Inversión total: más de 17 millones de euros para 18 unidades (10 grandes + 5 minibuses). Los nuevos autobuses sustituyen a los diésel más antiguos y destacan por:
- Carga nocturna
- Seguridad avanzada (cámaras 360°, sensores de ángulo muerto, detección de peatones/obstáculos, asistente de velocidad)
- Menos ruido y cero emisiones locales
Con esta renovación, TMB prevé reducir más de 1.200 toneladas de CO₂ y 7 toneladas de NOx al año, mejorando la calidad del aire en pleno centro turístico. El objetivo final: electrificar los 65 autobuses turísticos de la flota en los próximos años.
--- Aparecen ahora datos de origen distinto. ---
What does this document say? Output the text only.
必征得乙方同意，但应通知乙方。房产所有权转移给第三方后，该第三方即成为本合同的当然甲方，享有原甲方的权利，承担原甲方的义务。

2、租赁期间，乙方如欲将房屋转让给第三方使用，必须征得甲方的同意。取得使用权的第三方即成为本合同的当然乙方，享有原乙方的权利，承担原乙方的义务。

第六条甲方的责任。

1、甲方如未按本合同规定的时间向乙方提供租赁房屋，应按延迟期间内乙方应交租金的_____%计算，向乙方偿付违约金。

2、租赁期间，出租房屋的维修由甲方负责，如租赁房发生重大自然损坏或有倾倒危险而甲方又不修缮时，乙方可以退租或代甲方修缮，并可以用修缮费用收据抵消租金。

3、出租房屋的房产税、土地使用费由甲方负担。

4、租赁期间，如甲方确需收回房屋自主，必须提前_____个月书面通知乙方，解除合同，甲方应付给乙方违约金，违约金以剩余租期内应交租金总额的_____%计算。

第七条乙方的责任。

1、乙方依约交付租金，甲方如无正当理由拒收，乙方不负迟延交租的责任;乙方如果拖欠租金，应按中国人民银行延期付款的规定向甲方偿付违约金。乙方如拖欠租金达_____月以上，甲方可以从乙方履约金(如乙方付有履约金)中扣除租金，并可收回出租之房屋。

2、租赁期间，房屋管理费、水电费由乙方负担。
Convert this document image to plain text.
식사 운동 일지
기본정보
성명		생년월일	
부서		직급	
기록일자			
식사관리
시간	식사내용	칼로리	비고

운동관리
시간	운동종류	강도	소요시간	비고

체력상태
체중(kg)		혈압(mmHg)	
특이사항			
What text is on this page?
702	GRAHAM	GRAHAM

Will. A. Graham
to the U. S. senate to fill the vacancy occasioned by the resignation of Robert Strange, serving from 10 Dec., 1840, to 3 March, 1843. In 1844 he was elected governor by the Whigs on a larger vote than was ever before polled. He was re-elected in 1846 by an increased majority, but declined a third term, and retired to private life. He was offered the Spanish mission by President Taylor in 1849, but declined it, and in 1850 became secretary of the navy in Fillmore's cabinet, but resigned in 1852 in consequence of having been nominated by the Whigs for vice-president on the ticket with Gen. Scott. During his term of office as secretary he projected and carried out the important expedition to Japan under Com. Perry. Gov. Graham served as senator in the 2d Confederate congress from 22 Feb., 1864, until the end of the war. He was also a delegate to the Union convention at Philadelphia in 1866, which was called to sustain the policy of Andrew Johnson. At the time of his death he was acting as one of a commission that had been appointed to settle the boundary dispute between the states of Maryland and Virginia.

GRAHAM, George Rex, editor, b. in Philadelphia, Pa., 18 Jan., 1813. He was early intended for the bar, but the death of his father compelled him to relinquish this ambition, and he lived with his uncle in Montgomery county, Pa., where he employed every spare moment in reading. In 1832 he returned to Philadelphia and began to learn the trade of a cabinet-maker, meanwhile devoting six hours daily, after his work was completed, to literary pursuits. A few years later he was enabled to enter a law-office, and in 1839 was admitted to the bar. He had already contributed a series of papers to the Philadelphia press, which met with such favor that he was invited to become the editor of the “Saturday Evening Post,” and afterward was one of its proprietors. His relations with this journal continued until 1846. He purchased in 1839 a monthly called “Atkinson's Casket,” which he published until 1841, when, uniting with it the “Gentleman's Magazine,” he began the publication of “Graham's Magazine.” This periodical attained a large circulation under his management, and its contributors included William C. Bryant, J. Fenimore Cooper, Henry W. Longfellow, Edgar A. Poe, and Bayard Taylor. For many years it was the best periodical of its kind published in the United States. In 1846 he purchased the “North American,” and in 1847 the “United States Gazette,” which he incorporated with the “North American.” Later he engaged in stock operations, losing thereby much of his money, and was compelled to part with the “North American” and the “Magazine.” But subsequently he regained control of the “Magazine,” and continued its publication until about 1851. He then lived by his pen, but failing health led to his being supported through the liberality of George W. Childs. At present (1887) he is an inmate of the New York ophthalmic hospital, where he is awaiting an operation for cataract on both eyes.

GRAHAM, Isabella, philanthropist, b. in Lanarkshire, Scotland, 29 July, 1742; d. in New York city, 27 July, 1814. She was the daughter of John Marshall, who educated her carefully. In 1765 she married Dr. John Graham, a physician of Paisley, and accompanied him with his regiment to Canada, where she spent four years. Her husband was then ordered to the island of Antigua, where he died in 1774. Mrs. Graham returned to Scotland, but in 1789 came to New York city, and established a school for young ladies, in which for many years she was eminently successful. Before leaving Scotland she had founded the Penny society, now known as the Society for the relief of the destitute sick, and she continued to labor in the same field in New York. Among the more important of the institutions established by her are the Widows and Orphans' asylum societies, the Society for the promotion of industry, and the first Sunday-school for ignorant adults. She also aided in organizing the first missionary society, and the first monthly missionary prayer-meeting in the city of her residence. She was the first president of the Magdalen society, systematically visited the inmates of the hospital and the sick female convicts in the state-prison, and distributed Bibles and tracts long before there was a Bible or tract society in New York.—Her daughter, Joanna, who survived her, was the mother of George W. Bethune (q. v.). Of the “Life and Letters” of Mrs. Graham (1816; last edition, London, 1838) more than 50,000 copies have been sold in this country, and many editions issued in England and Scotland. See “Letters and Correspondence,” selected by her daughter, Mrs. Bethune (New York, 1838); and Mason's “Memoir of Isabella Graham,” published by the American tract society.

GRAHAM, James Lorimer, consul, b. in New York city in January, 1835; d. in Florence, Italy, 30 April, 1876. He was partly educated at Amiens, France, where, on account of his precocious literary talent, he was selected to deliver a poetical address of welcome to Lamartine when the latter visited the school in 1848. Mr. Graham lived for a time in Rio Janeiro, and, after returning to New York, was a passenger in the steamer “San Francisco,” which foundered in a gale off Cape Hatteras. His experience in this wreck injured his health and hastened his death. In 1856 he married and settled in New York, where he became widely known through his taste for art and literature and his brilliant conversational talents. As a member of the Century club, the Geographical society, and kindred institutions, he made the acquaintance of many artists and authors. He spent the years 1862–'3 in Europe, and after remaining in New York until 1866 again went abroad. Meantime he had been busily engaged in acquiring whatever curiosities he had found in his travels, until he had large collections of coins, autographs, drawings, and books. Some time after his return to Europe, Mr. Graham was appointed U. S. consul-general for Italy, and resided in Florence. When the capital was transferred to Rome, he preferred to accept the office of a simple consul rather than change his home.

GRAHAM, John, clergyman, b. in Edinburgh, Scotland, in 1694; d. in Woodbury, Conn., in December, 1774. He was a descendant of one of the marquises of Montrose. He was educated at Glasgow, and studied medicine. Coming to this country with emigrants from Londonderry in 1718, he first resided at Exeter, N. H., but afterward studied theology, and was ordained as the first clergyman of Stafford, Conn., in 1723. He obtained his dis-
Los minibuses para barrios usarán en parte combustibles sintéticos por limitaciones de autonomía.
Estos autobuses eléctricos no solo modernizan el transporte turístico: reducen ruido y contaminación en el corazón de la ciudad (donde el tráfico de buses turísticos es intenso), mejoran la calidad del aire para residentes y visitantes, y refuerzan la imagen de Barcelona como destino sostenible. Para los barceloneses significa calles más tranquilas y limpias, menos emisiones en barrios turísticos saturados y un paso real hacia una ciudad más saludable y habitable. Para los turistas, una experiencia más cómoda y ecológica al recorrer Gaudí, el Barrio Gótico o la Barceloneta.